L’ecstasy per curare i disturbi mentali
La vita di Rachel Hope è cambiata quando, a soli 4 anni, un amico a cui la madre l’aveva affidata mentre era in vacanza l’ha ripetutamente violentata. Da quel momento ha sofferto di disturbi post traumatici da stress (Dpts), e nessuna terapia sembrava riuscire ad alleviare le sue sofferenze.
Sino a quando nel 2005 ha incontrato Michael Mithoefer, uno psichiatra e ricercatore di Charleston, in Sud Carolina, che le ha somministrato un farmaco chiamato MDMA (acronimo di 3,4-methylenedioxy-N-methylamphetamine), comunemente noto come ecstasy.
Ingerire una pastiglia anche solo per una volta può portare a danni cerebrali irreversibili, è sempre stato l’avvertimento degli esperti. Ma ora sembra emergere un effetto inatteso: la droga può diventare una medicina, e avere effetti terapeutici su persone che soffrono di Dpts, stimolando in loro un maggior senso di sicurezza nella rielaborazione dei ricordi dolorosi.
“Non riuscivo a chiudere con quell’esperienza”, ha raccontato la ragazza, la cui agonia mentale senza sosta l’ha portata a quattro ricoveri in ospedale. Un nuovo peggioramento per Rachel si è verificato nel 1991 quando è morto il padre, e ancora nel 1998, anno in cui scoprì che il suo aggressore aveva molestato un’altra donna. Grazie alla cura di Mithoefer invece, il 90% dei suoi sintomi sono scomparsi, ha smesso di urlare, e di cadere nel tunnel dei flashback.

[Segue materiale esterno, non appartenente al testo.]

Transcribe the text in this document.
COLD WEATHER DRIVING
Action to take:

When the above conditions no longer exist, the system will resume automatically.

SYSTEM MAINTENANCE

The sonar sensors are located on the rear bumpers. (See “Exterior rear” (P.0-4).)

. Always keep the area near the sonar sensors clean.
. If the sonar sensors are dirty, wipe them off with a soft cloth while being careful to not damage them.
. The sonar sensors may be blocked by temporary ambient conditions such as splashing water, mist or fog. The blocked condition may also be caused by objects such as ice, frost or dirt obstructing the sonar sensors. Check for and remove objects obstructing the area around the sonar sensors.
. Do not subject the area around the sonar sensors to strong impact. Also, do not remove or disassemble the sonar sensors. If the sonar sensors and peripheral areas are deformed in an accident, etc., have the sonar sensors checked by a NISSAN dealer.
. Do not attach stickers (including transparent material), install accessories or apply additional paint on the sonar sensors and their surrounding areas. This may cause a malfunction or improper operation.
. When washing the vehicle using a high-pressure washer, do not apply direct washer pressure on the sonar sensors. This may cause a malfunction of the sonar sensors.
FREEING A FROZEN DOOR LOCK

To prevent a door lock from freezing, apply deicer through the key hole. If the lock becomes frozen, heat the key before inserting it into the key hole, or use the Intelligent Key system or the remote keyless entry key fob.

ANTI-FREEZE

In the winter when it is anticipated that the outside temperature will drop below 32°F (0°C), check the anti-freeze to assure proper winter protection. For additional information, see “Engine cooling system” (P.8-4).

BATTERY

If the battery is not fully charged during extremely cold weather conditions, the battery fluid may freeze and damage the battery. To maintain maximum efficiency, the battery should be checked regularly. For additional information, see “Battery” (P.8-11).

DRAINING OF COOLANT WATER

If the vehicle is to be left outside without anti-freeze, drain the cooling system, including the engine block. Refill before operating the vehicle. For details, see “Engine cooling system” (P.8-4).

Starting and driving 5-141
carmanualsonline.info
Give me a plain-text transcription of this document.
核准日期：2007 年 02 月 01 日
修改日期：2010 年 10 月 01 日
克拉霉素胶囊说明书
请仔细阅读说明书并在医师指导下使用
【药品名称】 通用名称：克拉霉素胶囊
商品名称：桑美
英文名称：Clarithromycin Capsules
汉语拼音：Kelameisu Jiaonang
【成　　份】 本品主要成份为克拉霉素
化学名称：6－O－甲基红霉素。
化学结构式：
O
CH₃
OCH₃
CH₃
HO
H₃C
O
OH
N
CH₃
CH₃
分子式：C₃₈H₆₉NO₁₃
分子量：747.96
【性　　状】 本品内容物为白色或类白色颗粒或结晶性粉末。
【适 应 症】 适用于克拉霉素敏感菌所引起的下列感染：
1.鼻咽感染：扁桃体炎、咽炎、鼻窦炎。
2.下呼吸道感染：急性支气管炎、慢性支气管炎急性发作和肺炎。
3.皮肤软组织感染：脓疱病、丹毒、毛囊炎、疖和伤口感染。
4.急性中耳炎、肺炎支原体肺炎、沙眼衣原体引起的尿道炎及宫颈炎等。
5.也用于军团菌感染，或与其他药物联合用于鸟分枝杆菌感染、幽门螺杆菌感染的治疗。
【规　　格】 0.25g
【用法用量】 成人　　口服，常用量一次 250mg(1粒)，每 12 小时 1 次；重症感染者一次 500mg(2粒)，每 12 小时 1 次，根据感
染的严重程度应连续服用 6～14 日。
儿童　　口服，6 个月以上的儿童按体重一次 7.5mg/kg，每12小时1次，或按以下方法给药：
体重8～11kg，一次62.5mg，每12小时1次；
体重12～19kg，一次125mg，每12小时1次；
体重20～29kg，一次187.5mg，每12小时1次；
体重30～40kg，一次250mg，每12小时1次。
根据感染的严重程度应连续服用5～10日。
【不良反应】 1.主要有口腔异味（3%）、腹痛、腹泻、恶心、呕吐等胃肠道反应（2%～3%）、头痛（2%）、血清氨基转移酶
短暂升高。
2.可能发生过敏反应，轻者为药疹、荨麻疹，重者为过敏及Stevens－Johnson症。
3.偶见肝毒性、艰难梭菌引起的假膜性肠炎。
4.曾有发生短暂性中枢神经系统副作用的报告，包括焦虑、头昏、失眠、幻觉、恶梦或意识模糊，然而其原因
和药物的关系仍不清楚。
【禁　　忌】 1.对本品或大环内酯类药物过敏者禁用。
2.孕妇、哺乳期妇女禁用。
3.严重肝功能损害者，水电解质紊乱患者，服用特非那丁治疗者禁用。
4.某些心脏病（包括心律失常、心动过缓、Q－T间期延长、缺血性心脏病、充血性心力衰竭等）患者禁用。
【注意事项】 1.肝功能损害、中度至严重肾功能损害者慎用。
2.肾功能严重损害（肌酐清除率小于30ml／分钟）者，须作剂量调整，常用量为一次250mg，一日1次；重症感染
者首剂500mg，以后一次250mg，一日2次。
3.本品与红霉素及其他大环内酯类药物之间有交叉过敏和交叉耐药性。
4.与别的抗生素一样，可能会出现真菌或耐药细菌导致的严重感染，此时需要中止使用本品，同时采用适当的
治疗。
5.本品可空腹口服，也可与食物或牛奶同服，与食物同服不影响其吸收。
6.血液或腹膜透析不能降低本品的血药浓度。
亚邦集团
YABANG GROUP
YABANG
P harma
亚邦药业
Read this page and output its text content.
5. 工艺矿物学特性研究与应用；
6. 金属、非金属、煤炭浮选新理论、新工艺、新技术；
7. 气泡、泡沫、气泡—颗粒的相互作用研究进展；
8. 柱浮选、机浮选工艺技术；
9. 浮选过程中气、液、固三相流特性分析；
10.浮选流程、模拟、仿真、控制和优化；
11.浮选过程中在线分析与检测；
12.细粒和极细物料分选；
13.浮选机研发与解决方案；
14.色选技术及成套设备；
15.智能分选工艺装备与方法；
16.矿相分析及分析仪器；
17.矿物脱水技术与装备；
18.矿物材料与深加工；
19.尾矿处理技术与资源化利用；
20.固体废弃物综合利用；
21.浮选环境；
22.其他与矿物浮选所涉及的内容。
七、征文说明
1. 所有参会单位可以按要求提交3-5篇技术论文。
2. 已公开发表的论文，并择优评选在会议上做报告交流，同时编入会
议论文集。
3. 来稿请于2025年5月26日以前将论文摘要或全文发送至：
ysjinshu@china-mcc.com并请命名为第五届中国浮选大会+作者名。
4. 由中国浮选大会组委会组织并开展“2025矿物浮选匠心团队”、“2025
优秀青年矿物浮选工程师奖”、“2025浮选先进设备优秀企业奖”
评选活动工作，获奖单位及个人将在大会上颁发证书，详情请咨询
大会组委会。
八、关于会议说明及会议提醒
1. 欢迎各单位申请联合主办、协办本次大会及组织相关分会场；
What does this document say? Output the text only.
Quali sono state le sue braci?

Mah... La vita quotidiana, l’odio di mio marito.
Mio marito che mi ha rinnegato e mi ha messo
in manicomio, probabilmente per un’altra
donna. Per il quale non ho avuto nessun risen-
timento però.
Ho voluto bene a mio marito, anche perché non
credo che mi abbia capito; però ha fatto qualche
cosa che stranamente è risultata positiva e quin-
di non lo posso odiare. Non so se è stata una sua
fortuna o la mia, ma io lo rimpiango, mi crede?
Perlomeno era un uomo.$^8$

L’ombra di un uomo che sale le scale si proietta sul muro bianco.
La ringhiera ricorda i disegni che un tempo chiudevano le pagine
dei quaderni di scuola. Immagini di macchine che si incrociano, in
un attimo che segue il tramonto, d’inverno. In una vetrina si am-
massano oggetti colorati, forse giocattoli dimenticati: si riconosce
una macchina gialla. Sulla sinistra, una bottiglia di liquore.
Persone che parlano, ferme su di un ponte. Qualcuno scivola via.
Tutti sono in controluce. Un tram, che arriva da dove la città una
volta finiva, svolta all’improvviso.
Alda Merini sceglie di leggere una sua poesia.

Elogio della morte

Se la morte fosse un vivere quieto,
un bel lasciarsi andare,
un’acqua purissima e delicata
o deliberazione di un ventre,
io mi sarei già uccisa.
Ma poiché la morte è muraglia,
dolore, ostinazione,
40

Il trattamento terapeutico del ricercatore di Charleston va unito alla psicoterapia: dopo alcune sedute di preparazione dei soggetti che riportano sintomi da disordine post traumatico, tra cui diverse donne come Rachel passate attraverso il dramma dello stupro, seguono lunghi incontri durante i quali vengono somministrate dosi di ecstasy.
La sostanza, assunta sotto controllo medico, riuscirebbe a rendere meno doloroso il ricordo degli eventi traumatici, permettendo a chi li ha vissuti di parlarne in terapia e dunque di risolvere i problemi ad essi legati. L’MDMA, che nelle persone ‘sane’, da senso di eccitazione ed euforia, nei soggetti malati riduce il senso di ansia e la paura.
‘La domanda è, ok, è stato un fuoco di paglia? Le persone si sentono bene perché stanno assumendo una droga?’ – ha detto ai media statunitensi Mithoefer – Ma la risposta è stata ‘no’, per la maggior parte dei pazienti’. Il dottore ha infatti testato la terapia su 19 individui, 14 dei quali hanno riscontrato significativi miglioramenti.